The masks have been approved for use in health and social care settings and are designed to help patients with communication needs.
They were made by Dumfriesshire-based PPE supplier Alpha Solway.
Health Secretary Humza Yousaf said: “Although face masks are essential to reduce the spread of coronavirus, it can cause difficulties for people who rely on lip reading, or have other communication needs.
“Patients and staff have rightly been calling for an alternative to the usual surgical face masks in clinical settings, so I am pleased NHS Scotland is rolling out these new, innovative transparent masks.

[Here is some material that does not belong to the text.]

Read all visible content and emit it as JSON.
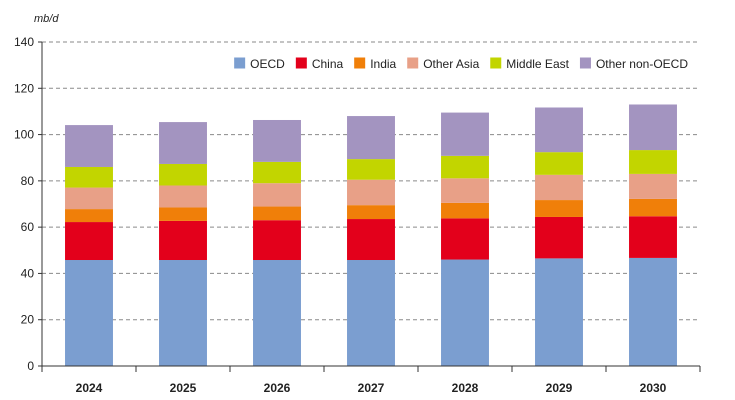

“These masks mean staff and patients can communicate clearly while staying safe.”
Kamini Gadhok, chief executive of the Royal College of Speech and Language Therapists, welcomed the move.
She said: “We’ve been calling for the introduction of transparent face masks since early on in the pandemic.
“So we’re delighted to hear that the Scottish Government has announced that it has approved the use of clinically safe, transparent face masks in health and social care settings in Scotland.
“Many people with communication needs will benefit from their introduction as the masks will help address the challenges they may face interacting with others and provide access to health and social care on an equal footing.”
Mike Hobday of the National Deaf Children’s Society said: “Transparent face masks will be an absolute game-changer for deaf children, young people and adults alike because almost all of them rely on lip reading and facial expressions.
“They will now be able to understand the health and social care professionals they meet much more easily, receiving crucial information in a way that works for them.
“What’s really important now is that clear face masks are made available across Scotland, not just in health and social care settings but in schools, colleges and everyday life too.
“Deaf people have been hit hard by the pandemic and it would provide a welcome boost whenever they met someone who was wearing one.”